One summer, when I returned to Pennsylvania, I worked as an assistant farm educator for the local food- and environment-focused camp for pre-teens and teens run by the Triskeles Foundation at Kimberton Waldorf School and Seven Stars Farm. It was interesting to see how adolescents' questions and knowledge differed from younger kids with whom I had previously worked at a camp and undergraduate students I would go on to teach about agricultural biodiversity and food culture.

When I came back to Indiana after field research in India, I volunteered weekly at Mother Hubbard's Cupboard, where I got to be involved in organizing food in the storeroom and on the shelves, met some members of the community, and learned from the amazing workshops they hold on site.

These experiences in the local food systems of Pennyslvania and Indiana complemented my research on local food systems and culture in India, which began with my service learning project at the jam and juice company Naturellement that I completed during my undergraduate study abroad in the eco-village of Auroville.

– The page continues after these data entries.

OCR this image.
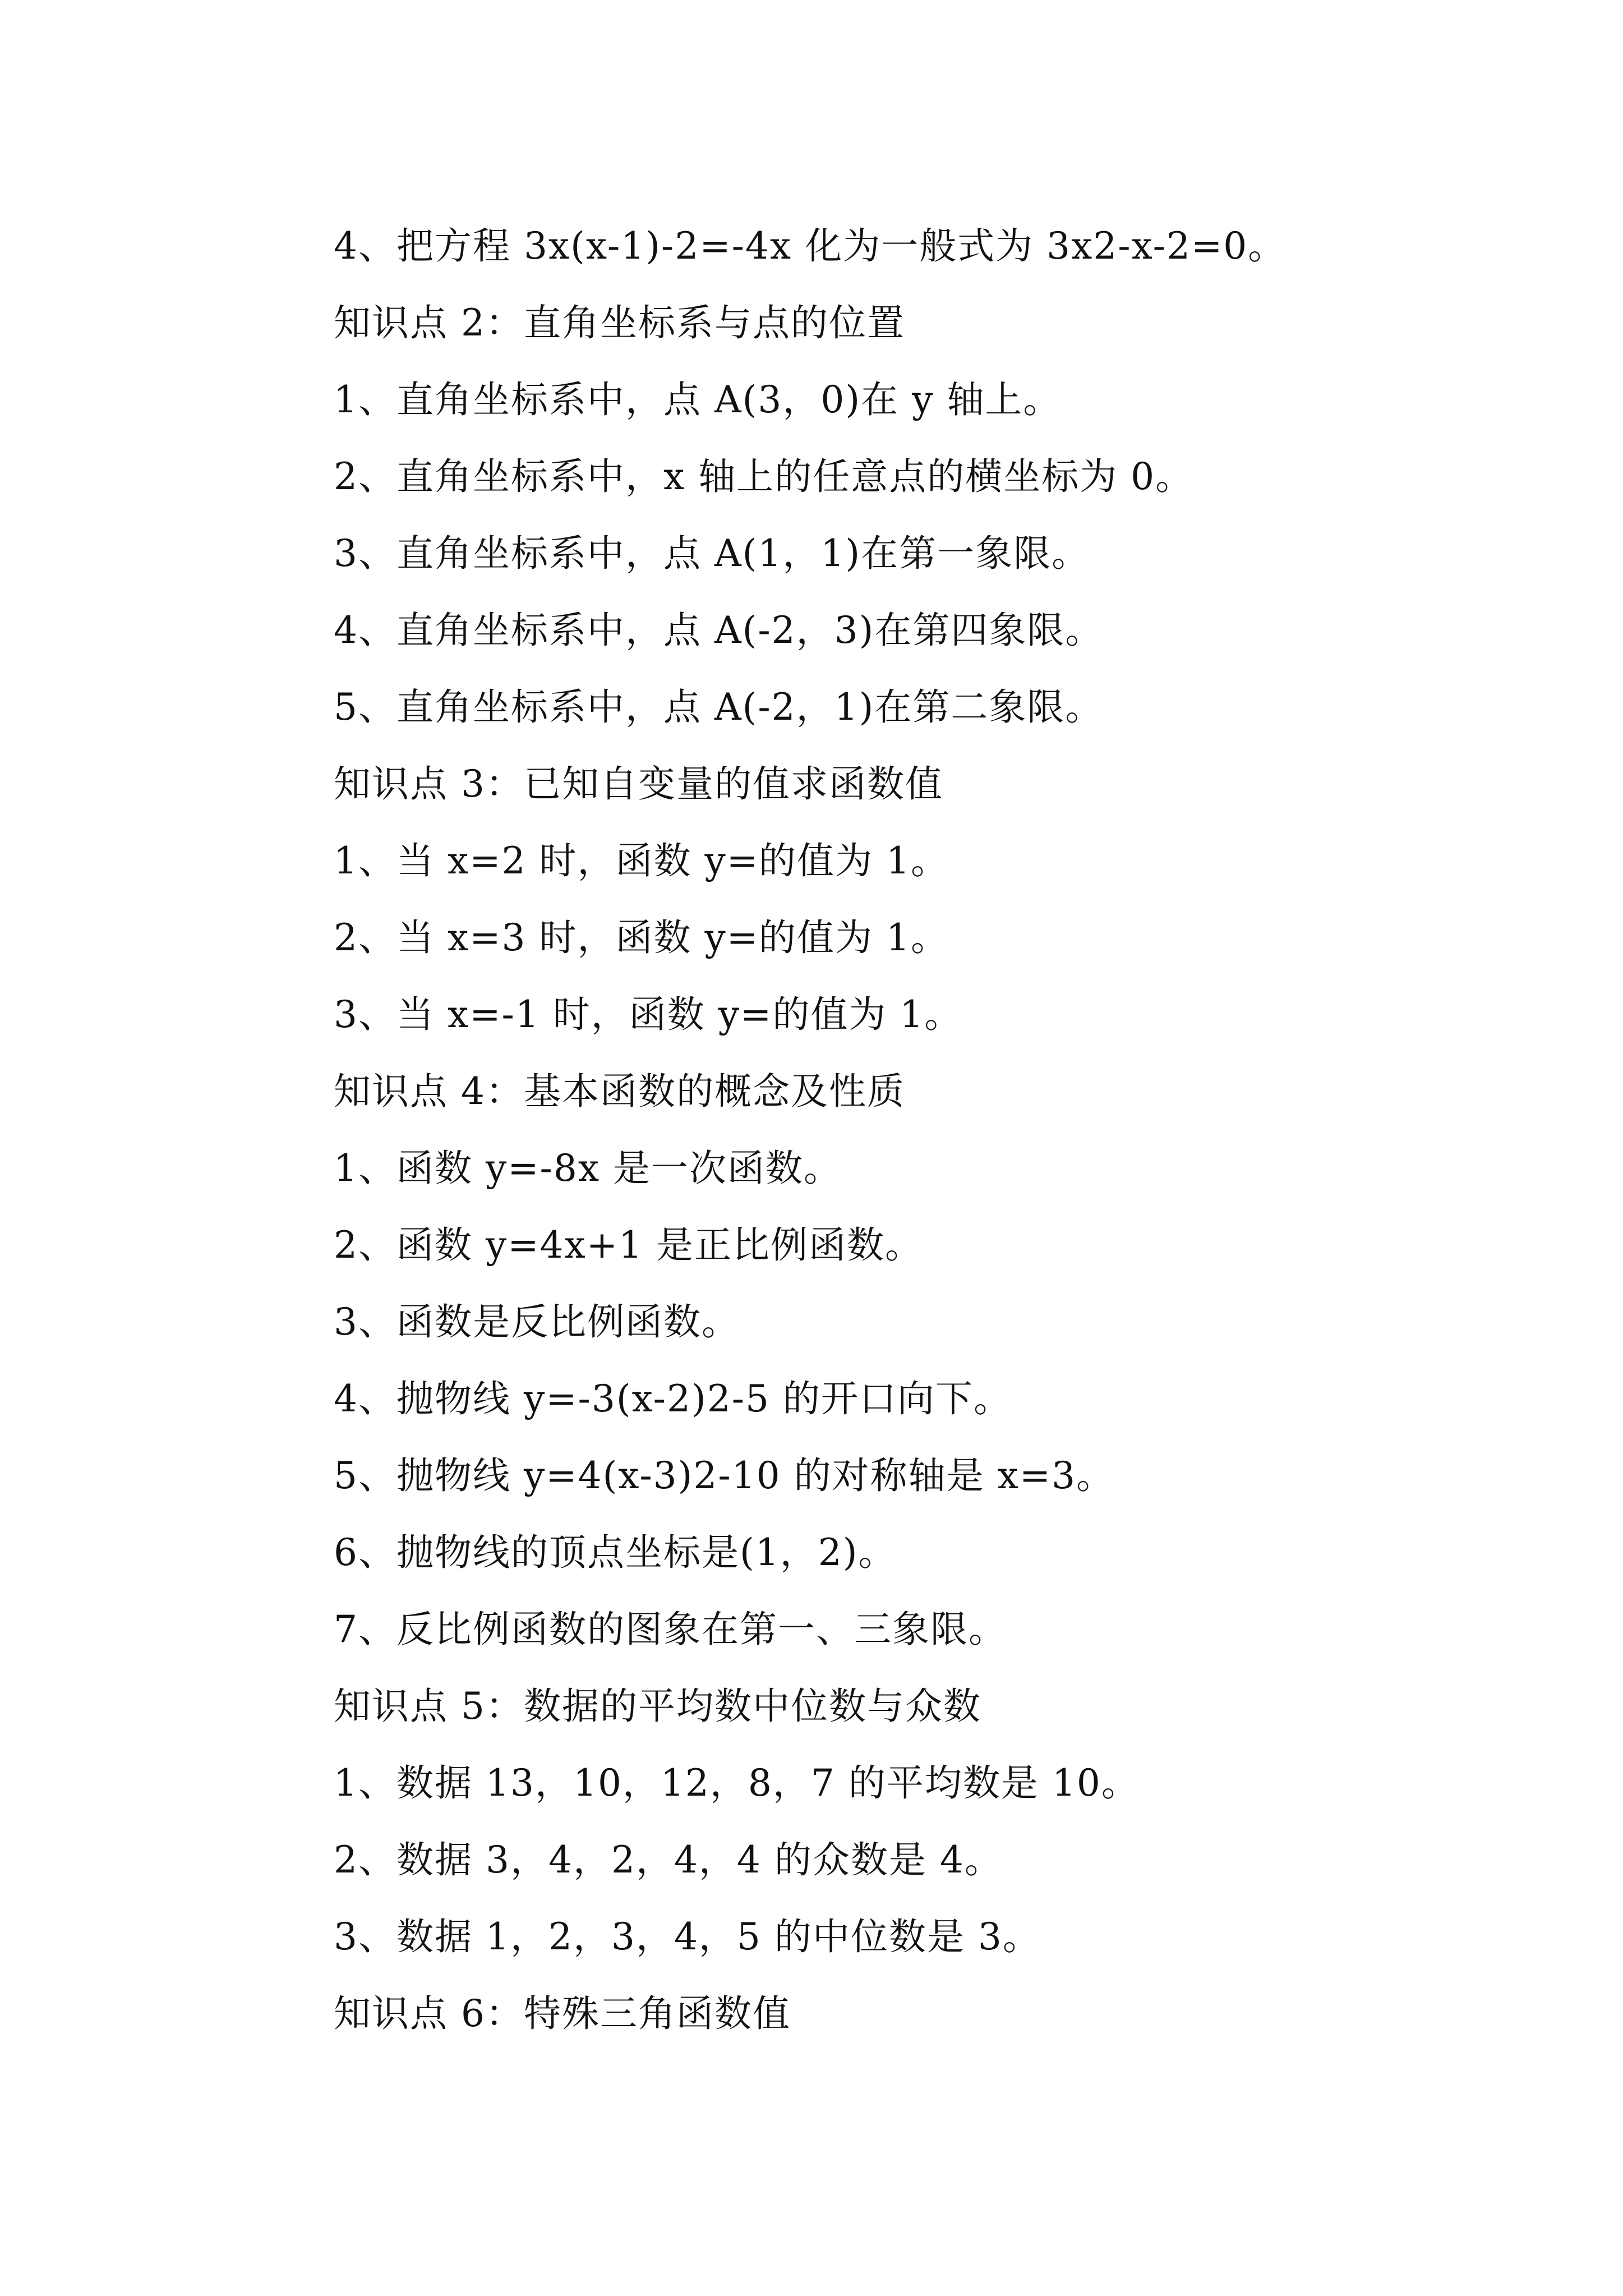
4、把方程 3x(x-1)-2=-4x 化为一般式为 3x2-x-2=0。
知识点 2：直角坐标系与点的位置
1、直角坐标系中，点 A(3，0)在 y 轴上。
2、直角坐标系中，x 轴上的任意点的横坐标为 0。
3、直角坐标系中，点 A(1，1)在第一象限。
4、直角坐标系中，点 A(-2，3)在第四象限。
5、直角坐标系中，点 A(-2，1)在第二象限。
知识点 3：已知自变量的值求函数值
1、当 x=2 时，函数 y=的值为 1。
2、当 x=3 时，函数 y=的值为 1。
3、当 x=-1 时，函数 y=的值为 1。
知识点 4：基本函数的概念及性质
1、函数 y=-8x 是一次函数。
2、函数 y=4x+1 是正比例函数。
3、函数是反比例函数。
4、抛物线 y=-3(x-2)2-5 的开口向下。
5、抛物线 y=4(x-3)2-10 的对称轴是 x=3。
6、抛物线的顶点坐标是(1，2)。
7、反比例函数的图象在第一、三象限。
知识点 5：数据的平均数中位数与众数
1、数据 13，10，12，8，7 的平均数是 10。
2、数据 3，4，2，4，4 的众数是 4。
3、数据 1，2，3，4，5 的中位数是 3。
知识点 6：特殊三角函数值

Naturellement produces baked goods and now has a full-service cafe, but fruit jams and syrups are their signature product for regional and national sale and export.

Along with a bit of experience in the food service industry (behind the scenes as a sandwich maker at an organic bakery in Bondi, Australia), these non-academic jobs and my everyday cooking at home have given me practical understanding of food systems, trends in local food, views about different aspects of local food systems, and more.